I disagree with what you say here. How would it be possible to obtain 2 values? That proof really says that "if there is a solution, it must be -b/a"

It seems to me that @fresh_42 is doing a proof by contradiction here. At the start, he's assuming that there are two solutions, x = y and x = z. Subsequent work shows that there really is only one solution, which is a contradiction of the assumption that there are two solutions. Thus, along with the fact that a solution exists, that solution must be unique.

 

[member 587159]

It seems to me that @fresh_42 is doing a proof by contradiction here. At the start, he's assuming that there are two solutions, x = y and x = z. Subsequent work shows that there really is only one solution, which is a contradiction of the assumption that there are two solutions. Thus, along with the fact that a solution exists, that solution must be unique.

He never says that the solutions must be distinct, so there is no contradiction until this is explicitely mentioned.

 

[fresh_42]

Whether you use (without mentioning) the fact that $|\{\,-\frac{b}{a}\,\}|=1$ or (by mentioning) use transivity of equality doesn't make a difference.

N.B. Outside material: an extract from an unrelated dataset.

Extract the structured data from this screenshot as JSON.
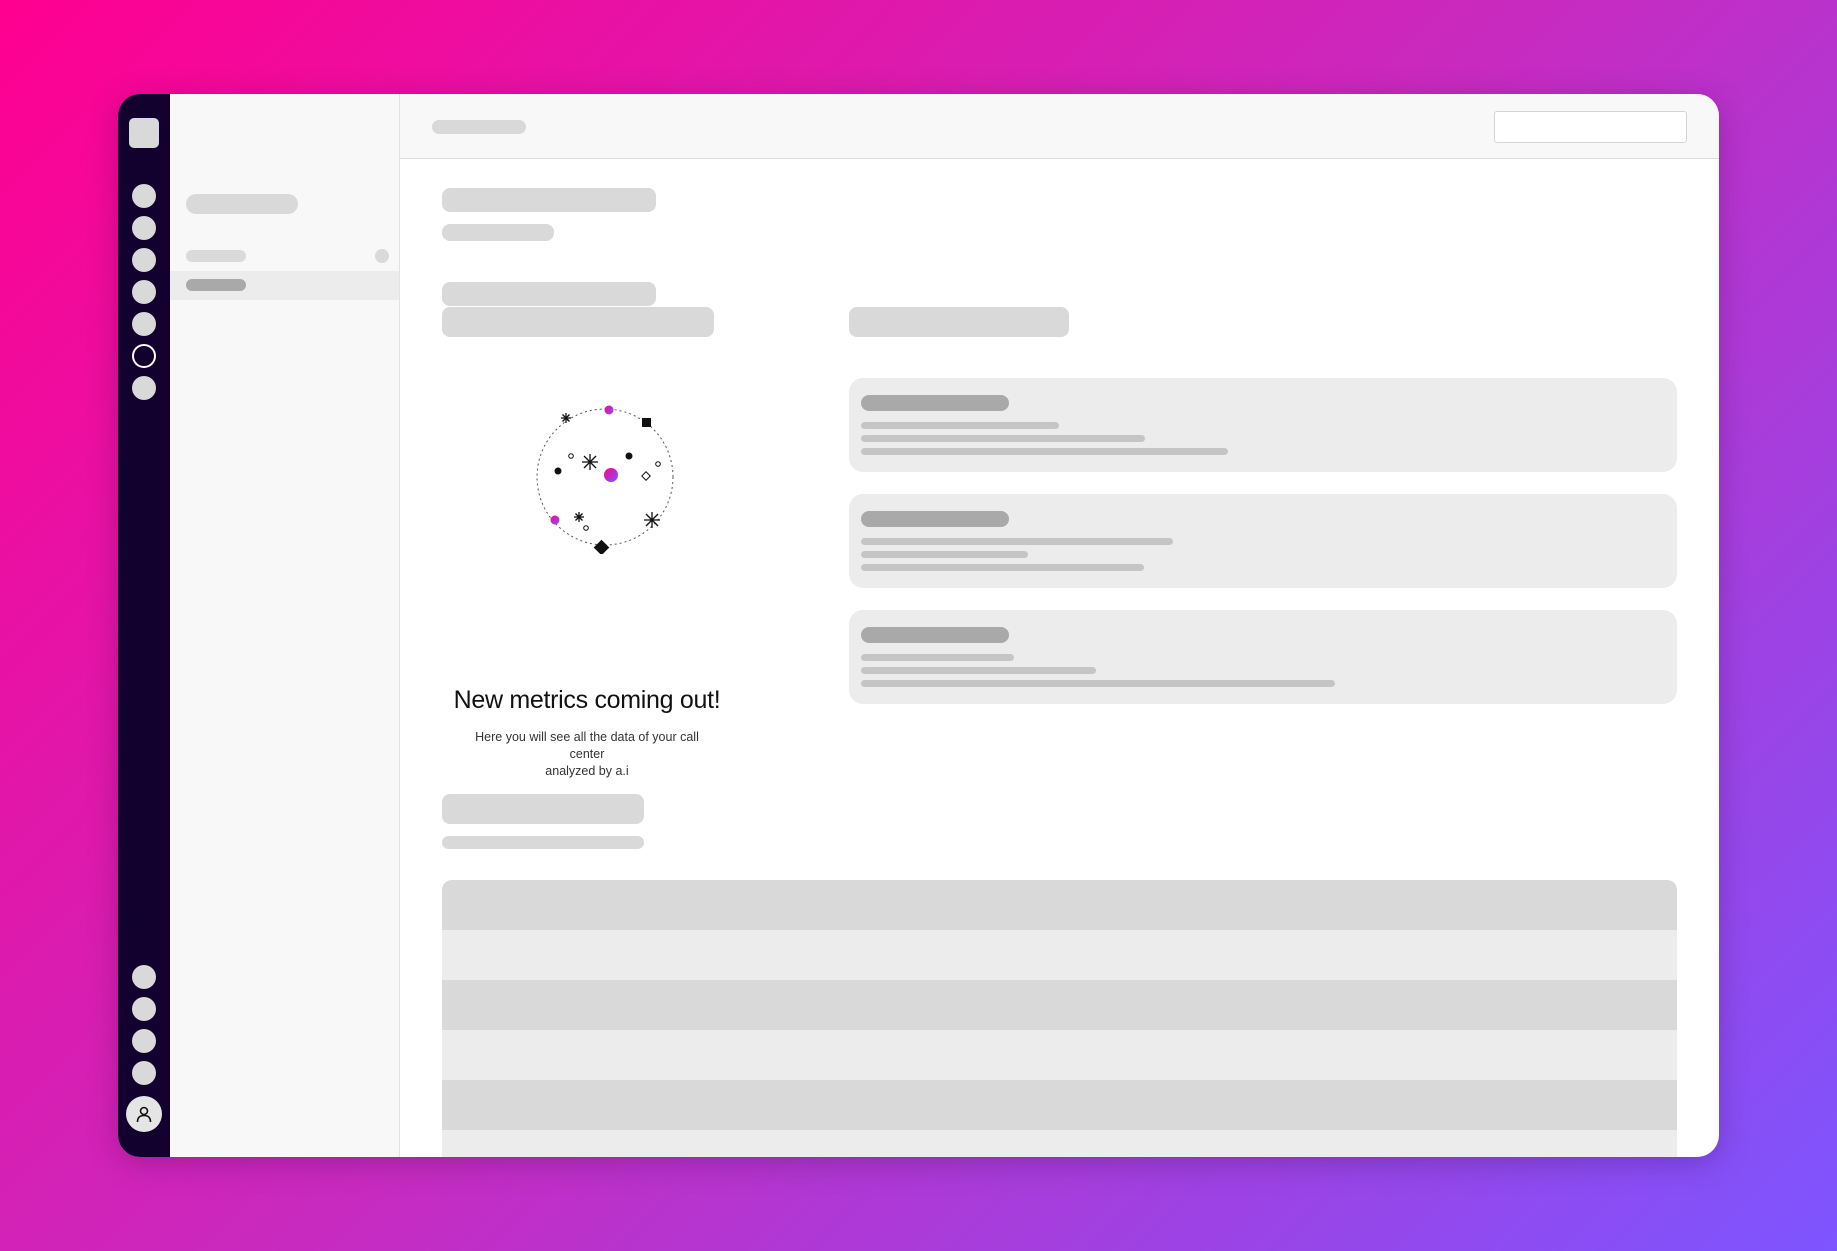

In either case you add another statement to $x=-\frac{b}{a}$. You must somehow explain, why this necessary condition already describes the solution completely. This is obvious in this case, but not in general. To deduce a necessary condition covers only one aspect of the solution, because it is merely necessary. That it covers the entire solution - in this case, not in general - needs another statement.

 

[Mark44]

He never says that the solutions must be distinct, so there is no contradiction until this is explicitely mentioned.

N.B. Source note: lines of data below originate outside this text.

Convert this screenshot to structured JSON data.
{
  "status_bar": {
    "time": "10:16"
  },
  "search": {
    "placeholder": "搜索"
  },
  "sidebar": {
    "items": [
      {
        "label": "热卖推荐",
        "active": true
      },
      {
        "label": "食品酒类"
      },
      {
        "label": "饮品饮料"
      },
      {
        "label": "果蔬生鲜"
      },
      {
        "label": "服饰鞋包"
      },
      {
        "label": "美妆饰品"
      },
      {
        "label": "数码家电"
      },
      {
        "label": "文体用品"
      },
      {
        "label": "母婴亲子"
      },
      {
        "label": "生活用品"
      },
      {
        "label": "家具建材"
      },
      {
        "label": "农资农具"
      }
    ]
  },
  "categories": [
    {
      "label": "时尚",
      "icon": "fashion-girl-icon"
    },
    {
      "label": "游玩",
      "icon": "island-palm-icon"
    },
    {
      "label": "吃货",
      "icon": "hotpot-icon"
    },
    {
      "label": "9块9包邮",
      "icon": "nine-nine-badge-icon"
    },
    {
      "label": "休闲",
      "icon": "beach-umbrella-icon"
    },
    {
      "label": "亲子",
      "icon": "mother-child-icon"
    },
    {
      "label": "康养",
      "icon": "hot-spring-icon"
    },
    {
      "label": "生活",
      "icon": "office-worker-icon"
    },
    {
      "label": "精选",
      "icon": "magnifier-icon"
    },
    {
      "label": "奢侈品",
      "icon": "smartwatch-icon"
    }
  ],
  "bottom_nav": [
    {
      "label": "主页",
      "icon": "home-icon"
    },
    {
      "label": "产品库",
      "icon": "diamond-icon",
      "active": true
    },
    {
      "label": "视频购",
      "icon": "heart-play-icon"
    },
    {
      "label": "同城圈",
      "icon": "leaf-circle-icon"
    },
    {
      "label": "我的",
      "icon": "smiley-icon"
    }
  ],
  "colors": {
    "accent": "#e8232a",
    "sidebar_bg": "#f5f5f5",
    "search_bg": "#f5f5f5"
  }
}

But @fresh_42 essentially said that, with his phrase

Theoretically we could still have two different values for x, say x = y and x = z

(underscore added by me).
"Different values" says "distinct" to me.

 

[fresh_42]

My main issue was, that a necessary condition is generally not sufficient to conclude uniqueness. It is just here in this trivial example the case, that the solution appears unique to everybody.

If we had e.g. $x^2=4$ we can deduce $|x|=2$ from that. This is a necessary condition. Now everybody sees, that this is not sufficient to claim uniqueness. So formally, there has to be another argument, why a solution is unique. To derive a necessary condition is always just that: necessary. E.g. we would also have to verify, that $x=-\frac{b}{a}$ is actually a solution, as both proofs in the OP do.

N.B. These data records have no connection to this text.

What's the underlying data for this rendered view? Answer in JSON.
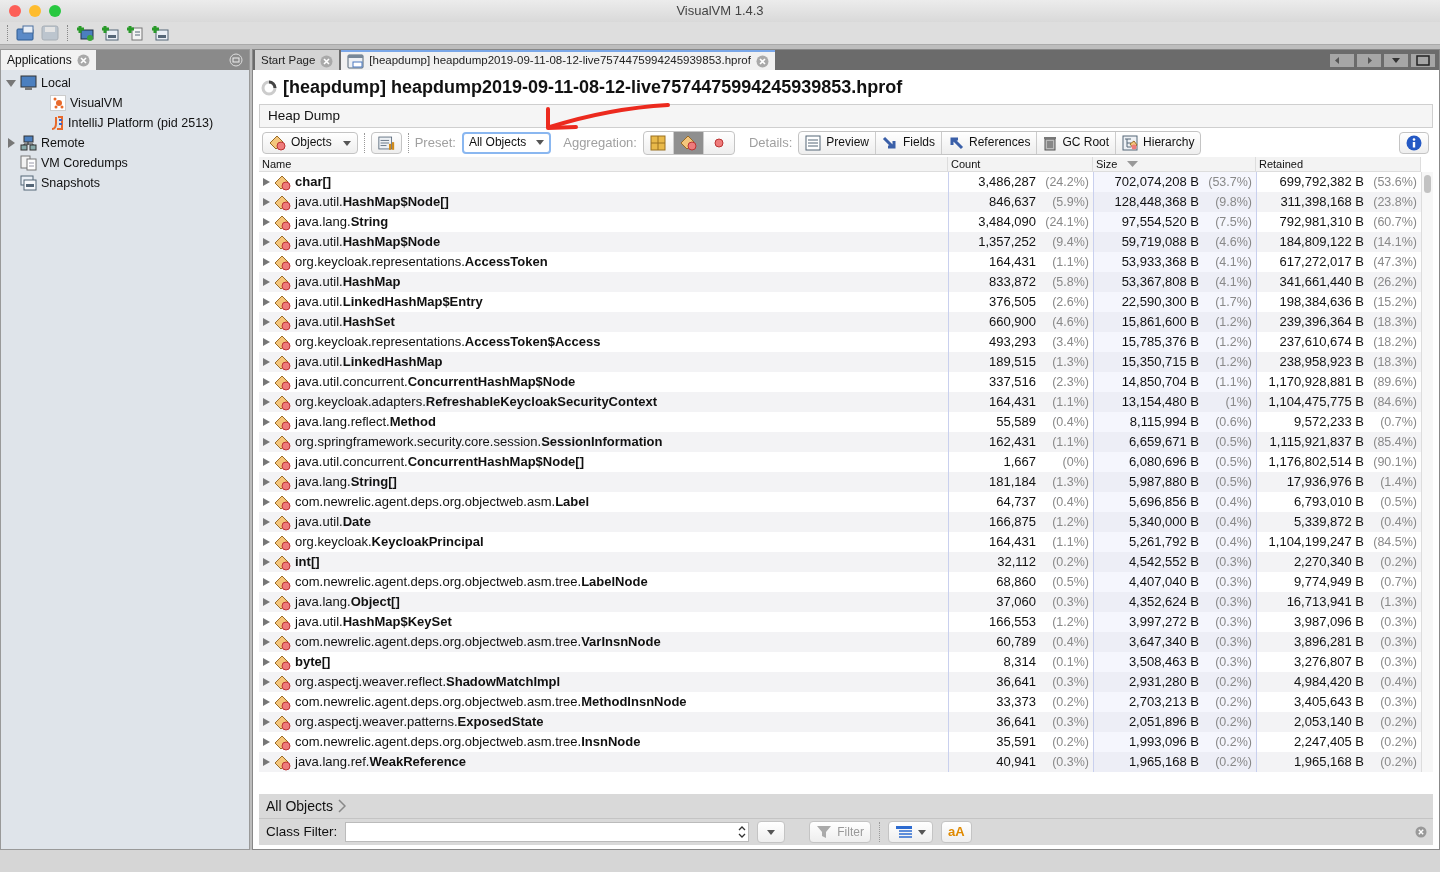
{
  "window": {
    "title": "VisualVM 1.4.3"
  },
  "toolbar": [
    {
      "kind": "open",
      "disabled": false
    },
    {
      "kind": "save",
      "disabled": true
    },
    {
      "kind": "add-host",
      "disabled": false
    },
    {
      "kind": "add-jmx",
      "disabled": false
    },
    {
      "kind": "add-coredump",
      "disabled": false
    },
    {
      "kind": "add-snapshot",
      "disabled": false
    }
  ],
  "sidebar": {
    "tab": "Applications",
    "items": [
      {
        "label": "Local",
        "kind": "host",
        "expanded": true,
        "children": [
          {
            "label": "VisualVM",
            "kind": "visualvm"
          },
          {
            "label": "IntelliJ Platform (pid 2513)",
            "kind": "intellij"
          }
        ]
      },
      {
        "label": "Remote",
        "kind": "remote",
        "expanded": false
      },
      {
        "label": "VM Coredumps",
        "kind": "coredumps"
      },
      {
        "label": "Snapshots",
        "kind": "snapshots"
      }
    ]
  },
  "tabs": [
    {
      "label": "Start Page",
      "kind": "page",
      "selected": false
    },
    {
      "label": "[heapdump] heapdump2019-09-11-08-12-live7574475994245939853.hprof",
      "kind": "heapdump",
      "selected": true
    }
  ],
  "document": {
    "title": "[heapdump] heapdump2019-09-11-08-12-live7574475994245939853.hprof",
    "section": "Heap Dump"
  },
  "view_toolbar": {
    "view": "Objects",
    "preset_label": "Preset:",
    "preset": "All Objects",
    "aggregation_label": "Aggregation:",
    "aggregation": [
      {
        "kind": "packages",
        "selected": false
      },
      {
        "kind": "classes",
        "selected": true
      },
      {
        "kind": "instances",
        "selected": false
      }
    ],
    "details_label": "Details:",
    "details": [
      {
        "label": "Preview",
        "kind": "preview"
      },
      {
        "label": "Fields",
        "kind": "fields"
      },
      {
        "label": "References",
        "kind": "references"
      },
      {
        "label": "GC Root",
        "kind": "gcroot"
      },
      {
        "label": "Hierarchy",
        "kind": "hierarchy"
      }
    ]
  },
  "table": {
    "columns": [
      {
        "label": "Name",
        "sorted": false
      },
      {
        "label": "Count",
        "sorted": false
      },
      {
        "label": "Size",
        "sorted": true
      },
      {
        "label": "Retained",
        "sorted": false
      }
    ],
    "rows": [
      {
        "class": "char[]",
        "count": "3,486,287",
        "count_pct": "(24.2%)",
        "size": "702,074,208 B",
        "size_pct": "(53.7%)",
        "retained": "699,792,382 B",
        "retained_pct": "(53.6%)"
      },
      {
        "package": "java.util.",
        "class": "HashMap$Node[]",
        "count": "846,637",
        "count_pct": "(5.9%)",
        "size": "128,448,368 B",
        "size_pct": "(9.8%)",
        "retained": "311,398,168 B",
        "retained_pct": "(23.8%)"
      },
      {
        "package": "java.lang.",
        "class": "String",
        "count": "3,484,090",
        "count_pct": "(24.1%)",
        "size": "97,554,520 B",
        "size_pct": "(7.5%)",
        "retained": "792,981,310 B",
        "retained_pct": "(60.7%)"
      },
      {
        "package": "java.util.",
        "class": "HashMap$Node",
        "count": "1,357,252",
        "count_pct": "(9.4%)",
        "size": "59,719,088 B",
        "size_pct": "(4.6%)",
        "retained": "184,809,122 B",
        "retained_pct": "(14.1%)"
      },
      {
        "package": "org.keycloak.representations.",
        "class": "AccessToken",
        "count": "164,431",
        "count_pct": "(1.1%)",
        "size": "53,933,368 B",
        "size_pct": "(4.1%)",
        "retained": "617,272,017 B",
        "retained_pct": "(47.3%)"
      },
      {
        "package": "java.util.",
        "class": "HashMap",
        "count": "833,872",
        "count_pct": "(5.8%)",
        "size": "53,367,808 B",
        "size_pct": "(4.1%)",
        "retained": "341,661,440 B",
        "retained_pct": "(26.2%)"
      },
      {
        "package": "java.util.",
        "class": "LinkedHashMap$Entry",
        "count": "376,505",
        "count_pct": "(2.6%)",
        "size": "22,590,300 B",
        "size_pct": "(1.7%)",
        "retained": "198,384,636 B",
        "retained_pct": "(15.2%)"
      },
      {
        "package": "java.util.",
        "class": "HashSet",
        "count": "660,900",
        "count_pct": "(4.6%)",
        "size": "15,861,600 B",
        "size_pct": "(1.2%)",
        "retained": "239,396,364 B",
        "retained_pct": "(18.3%)"
      },
      {
        "package": "org.keycloak.representations.",
        "class": "AccessToken$Access",
        "count": "493,293",
        "count_pct": "(3.4%)",
        "size": "15,785,376 B",
        "size_pct": "(1.2%)",
        "retained": "237,610,674 B",
        "retained_pct": "(18.2%)"
      },
      {
        "package": "java.util.",
        "class": "LinkedHashMap",
        "count": "189,515",
        "count_pct": "(1.3%)",
        "size": "15,350,715 B",
        "size_pct": "(1.2%)",
        "retained": "238,958,923 B",
        "retained_pct": "(18.3%)"
      },
      {
        "package": "java.util.concurrent.",
        "class": "ConcurrentHashMap$Node",
        "count": "337,516",
        "count_pct": "(2.3%)",
        "size": "14,850,704 B",
        "size_pct": "(1.1%)",
        "retained": "1,170,928,881 B",
        "retained_pct": "(89.6%)"
      },
      {
        "package": "org.keycloak.adapters.",
        "class": "RefreshableKeycloakSecurityContext",
        "count": "164,431",
        "count_pct": "(1.1%)",
        "size": "13,154,480 B",
        "size_pct": "(1%)",
        "retained": "1,104,475,775 B",
        "retained_pct": "(84.6%)"
      },
      {
        "package": "java.lang.reflect.",
        "class": "Method",
        "count": "55,589",
        "count_pct": "(0.4%)",
        "size": "8,115,994 B",
        "size_pct": "(0.6%)",
        "retained": "9,572,233 B",
        "retained_pct": "(0.7%)"
      },
      {
        "package": "org.springframework.security.core.session.",
        "class": "SessionInformation",
        "count": "162,431",
        "count_pct": "(1.1%)",
        "size": "6,659,671 B",
        "size_pct": "(0.5%)",
        "retained": "1,115,921,837 B",
        "retained_pct": "(85.4%)"
      },
      {
        "package": "java.util.concurrent.",
        "class": "ConcurrentHashMap$Node[]",
        "count": "1,667",
        "count_pct": "(0%)",
        "size": "6,080,696 B",
        "size_pct": "(0.5%)",
        "retained": "1,176,802,514 B",
        "retained_pct": "(90.1%)"
      },
      {
        "package": "java.lang.",
        "class": "String[]",
        "count": "181,184",
        "count_pct": "(1.3%)",
        "size": "5,987,880 B",
        "size_pct": "(0.5%)",
        "retained": "17,936,976 B",
        "retained_pct": "(1.4%)"
      },
      {
        "package": "com.newrelic.agent.deps.org.objectweb.asm.",
        "class": "Label",
        "count": "64,737",
        "count_pct": "(0.4%)",
        "size": "5,696,856 B",
        "size_pct": "(0.4%)",
        "retained": "6,793,010 B",
        "retained_pct": "(0.5%)"
      },
      {
        "package": "java.util.",
        "class": "Date",
        "count": "166,875",
        "count_pct": "(1.2%)",
        "size": "5,340,000 B",
        "size_pct": "(0.4%)",
        "retained": "5,339,872 B",
        "retained_pct": "(0.4%)"
      },
      {
        "package": "org.keycloak.",
        "class": "KeycloakPrincipal",
        "count": "164,431",
        "count_pct": "(1.1%)",
        "size": "5,261,792 B",
        "size_pct": "(0.4%)",
        "retained": "1,104,199,247 B",
        "retained_pct": "(84.5%)"
      },
      {
        "class": "int[]",
        "count": "32,112",
        "count_pct": "(0.2%)",
        "size": "4,542,552 B",
        "size_pct": "(0.3%)",
        "retained": "2,270,340 B",
        "retained_pct": "(0.2%)"
      },
      {
        "package": "com.newrelic.agent.deps.org.objectweb.asm.tree.",
        "class": "LabelNode",
        "count": "68,860",
        "count_pct": "(0.5%)",
        "size": "4,407,040 B",
        "size_pct": "(0.3%)",
        "retained": "9,774,949 B",
        "retained_pct": "(0.7%)"
      },
      {
        "package": "java.lang.",
        "class": "Object[]",
        "count": "37,060",
        "count_pct": "(0.3%)",
        "size": "4,352,624 B",
        "size_pct": "(0.3%)",
        "retained": "16,713,941 B",
        "retained_pct": "(1.3%)"
      },
      {
        "package": "java.util.",
        "class": "HashMap$KeySet",
        "count": "166,553",
        "count_pct": "(1.2%)",
        "size": "3,997,272 B",
        "size_pct": "(0.3%)",
        "retained": "3,987,096 B",
        "retained_pct": "(0.3%)"
      },
      {
        "package": "com.newrelic.agent.deps.org.objectweb.asm.tree.",
        "class": "VarInsnNode",
        "count": "60,789",
        "count_pct": "(0.4%)",
        "size": "3,647,340 B",
        "size_pct": "(0.3%)",
        "retained": "3,896,281 B",
        "retained_pct": "(0.3%)"
      },
      {
        "class": "byte[]",
        "count": "8,314",
        "count_pct": "(0.1%)",
        "size": "3,508,463 B",
        "size_pct": "(0.3%)",
        "retained": "3,276,807 B",
        "retained_pct": "(0.3%)"
      },
      {
        "package": "org.aspectj.weaver.reflect.",
        "class": "ShadowMatchImpl",
        "count": "36,641",
        "count_pct": "(0.3%)",
        "size": "2,931,280 B",
        "size_pct": "(0.2%)",
        "retained": "4,984,420 B",
        "retained_pct": "(0.4%)"
      },
      {
        "package": "com.newrelic.agent.deps.org.objectweb.asm.tree.",
        "class": "MethodInsnNode",
        "count": "33,373",
        "count_pct": "(0.2%)",
        "size": "2,703,213 B",
        "size_pct": "(0.2%)",
        "retained": "3,405,643 B",
        "retained_pct": "(0.3%)"
      },
      {
        "package": "org.aspectj.weaver.patterns.",
        "class": "ExposedState",
        "count": "36,641",
        "count_pct": "(0.3%)",
        "size": "2,051,896 B",
        "size_pct": "(0.2%)",
        "retained": "2,053,140 B",
        "retained_pct": "(0.2%)"
      },
      {
        "package": "com.newrelic.agent.deps.org.objectweb.asm.tree.",
        "class": "InsnNode",
        "count": "35,591",
        "count_pct": "(0.2%)",
        "size": "1,993,096 B",
        "size_pct": "(0.2%)",
        "retained": "2,247,405 B",
        "retained_pct": "(0.2%)"
      },
      {
        "package": "java.lang.ref.",
        "class": "WeakReference",
        "count": "40,941",
        "count_pct": "(0.3%)",
        "size": "1,965,168 B",
        "size_pct": "(0.2%)",
        "retained": "1,965,168 B",
        "retained_pct": "(0.2%)"
      }
    ]
  },
  "breadcrumb": "All Objects",
  "filter": {
    "label": "Class Filter:",
    "button": "Filter",
    "case_button": "aA"
  }
}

So, although this example wasn't actually difficult and thus not a good one, I want to sharpen the readers' minds, that a necessary condition alone is usually not enough. Often we use equivalent phrases between condition and a necessity, so sufficiency is already given. But as soon as examples get only a bit more complicated: possible zero factors, inequalities, squares etc. equivalences tend to get lost. And in those cases, one has to know, what the difference between a necessary condition and a solution is.

 

[WWGD]

I don't know if this is OT , but don't we need to assume we are either working on a group or with an elements that are units in a ring? 1/a , which is , I assume here, the multiplicative inverse of a, may not always exist, depending on the setting.

 

[Mark44]

I don't know if this is OT , but don't we need to assume we are either working on a group or with an elements that are units in a ring? 1/a , which is , I assume here, the multiplicative inverse of a, may not always exist, depending on the setting.

I think it's safe to assume that we're dealing with real numbers. In any case, the question is about existence and uniqueness of solutions. If this had been about groups or rings, I'm sure that would have been stated. So yes, OT.

 

[WWGD]

I think it's safe to assume that we're dealing with real numbers. In any case, the question is about existence and uniqueness of solutions. If this had been about groups or rings, I'm sure that would have been stated. So yes, OT.

What I meant is that it is a good idea, if one expects to do some serious ( grad-level) Math at some point, to get used to specify the setting: algebraic object, type of number, etc one is working with. But that is up to Mr. Davis.